- Type: Assault rifle
- Place of origin: United Kingdom

Production history
- Designer: Claude Perry Roger Wackrow
- Designed: 1949–50
- Manufacturer: Birmingham Small Arms Company
- No. built: 12/15

Specifications
- Mass: 9.4 lb (4.3 kg)
- Length: 42 in (1,100 mm)
- Barrel length: 20 in (510 mm)
- Cartridge: .280 British
- Action: Gas-operated
- Feed system: 15-round detachable box magazine
- Sights: Optical

= BSA 28P =

British assault rifle

The BSA Model 28P is an assault rifle of British origin. The weapon was considered to replace the .303 Lee–Enfield after 1945. However, the BSA 28P was outdated compared to its rival, the EM-2 and the L1A1 SLR asides the 7.62 NATO calibre. The 28P rifle was tested during the summer of 1950 at Enfield but was not particularly accurate. An explosion in the breech showed a fault and although a revised variant subsequently performed well, the project was abandoned.
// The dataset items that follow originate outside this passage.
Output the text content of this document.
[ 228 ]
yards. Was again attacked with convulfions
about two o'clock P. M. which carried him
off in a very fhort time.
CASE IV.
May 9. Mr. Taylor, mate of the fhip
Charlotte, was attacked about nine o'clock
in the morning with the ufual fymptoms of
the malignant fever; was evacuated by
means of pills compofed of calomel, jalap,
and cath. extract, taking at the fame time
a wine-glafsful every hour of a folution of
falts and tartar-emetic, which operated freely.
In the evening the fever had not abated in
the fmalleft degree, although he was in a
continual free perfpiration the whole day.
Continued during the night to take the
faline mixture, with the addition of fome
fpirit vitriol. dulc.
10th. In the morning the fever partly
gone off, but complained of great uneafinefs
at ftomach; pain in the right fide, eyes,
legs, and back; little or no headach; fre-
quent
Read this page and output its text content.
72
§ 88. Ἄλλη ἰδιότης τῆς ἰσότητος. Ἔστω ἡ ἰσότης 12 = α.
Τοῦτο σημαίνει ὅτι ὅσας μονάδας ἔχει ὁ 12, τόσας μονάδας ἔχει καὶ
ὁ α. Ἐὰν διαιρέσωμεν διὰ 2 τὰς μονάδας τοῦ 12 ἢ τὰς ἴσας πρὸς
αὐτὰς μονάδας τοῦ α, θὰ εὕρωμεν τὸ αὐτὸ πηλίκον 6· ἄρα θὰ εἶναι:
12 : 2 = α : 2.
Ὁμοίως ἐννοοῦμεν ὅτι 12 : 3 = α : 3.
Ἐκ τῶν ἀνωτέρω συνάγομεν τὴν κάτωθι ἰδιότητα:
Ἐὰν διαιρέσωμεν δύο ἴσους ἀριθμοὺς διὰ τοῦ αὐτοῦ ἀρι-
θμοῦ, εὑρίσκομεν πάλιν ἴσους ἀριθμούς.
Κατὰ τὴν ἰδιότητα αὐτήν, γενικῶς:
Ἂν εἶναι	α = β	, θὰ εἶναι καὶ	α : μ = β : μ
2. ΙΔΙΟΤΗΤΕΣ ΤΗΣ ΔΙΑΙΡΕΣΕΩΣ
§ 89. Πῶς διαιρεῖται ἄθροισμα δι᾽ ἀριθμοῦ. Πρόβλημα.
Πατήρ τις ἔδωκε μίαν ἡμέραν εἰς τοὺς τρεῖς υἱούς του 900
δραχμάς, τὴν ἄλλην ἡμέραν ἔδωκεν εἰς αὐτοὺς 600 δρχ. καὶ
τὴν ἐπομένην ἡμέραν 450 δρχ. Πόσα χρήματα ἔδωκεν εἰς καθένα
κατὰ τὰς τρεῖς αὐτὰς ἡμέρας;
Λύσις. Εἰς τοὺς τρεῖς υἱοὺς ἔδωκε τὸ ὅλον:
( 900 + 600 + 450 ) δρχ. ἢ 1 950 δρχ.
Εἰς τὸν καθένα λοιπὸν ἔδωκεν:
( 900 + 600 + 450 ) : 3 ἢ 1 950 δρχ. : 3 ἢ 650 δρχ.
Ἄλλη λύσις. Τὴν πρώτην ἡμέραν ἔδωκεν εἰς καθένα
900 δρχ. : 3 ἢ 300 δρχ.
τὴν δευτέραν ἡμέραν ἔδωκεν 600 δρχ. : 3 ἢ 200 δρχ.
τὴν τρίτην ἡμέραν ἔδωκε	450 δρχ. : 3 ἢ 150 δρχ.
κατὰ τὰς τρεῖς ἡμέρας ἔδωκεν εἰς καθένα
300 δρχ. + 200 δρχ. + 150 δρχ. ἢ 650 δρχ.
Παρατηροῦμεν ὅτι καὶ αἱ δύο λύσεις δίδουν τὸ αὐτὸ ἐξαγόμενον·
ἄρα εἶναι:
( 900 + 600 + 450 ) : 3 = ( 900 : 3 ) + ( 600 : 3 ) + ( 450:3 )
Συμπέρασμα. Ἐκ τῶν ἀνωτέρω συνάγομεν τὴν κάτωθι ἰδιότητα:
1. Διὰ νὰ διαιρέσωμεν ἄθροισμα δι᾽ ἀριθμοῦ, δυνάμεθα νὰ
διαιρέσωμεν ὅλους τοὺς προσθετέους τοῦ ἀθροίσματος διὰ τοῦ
One unit of the Model 28P is present at the Imperial War Museum.

==Overview==
The Model 28P is gas operated, locked placing breech block into the left of the receiver. It has a squared receiver with an integral optical sight and pistol gripped half stock. The trigger section with a rack and pinion and weight device to slow its rate of fire with its radial lever selector marked A for full auto, R for single shot and S for safety, on the left side of the stock alongside the receiver. Rifling came with 5 grooves right hand. The flash hider came as a grenade launcher and could use a bayonet No5 Pattern.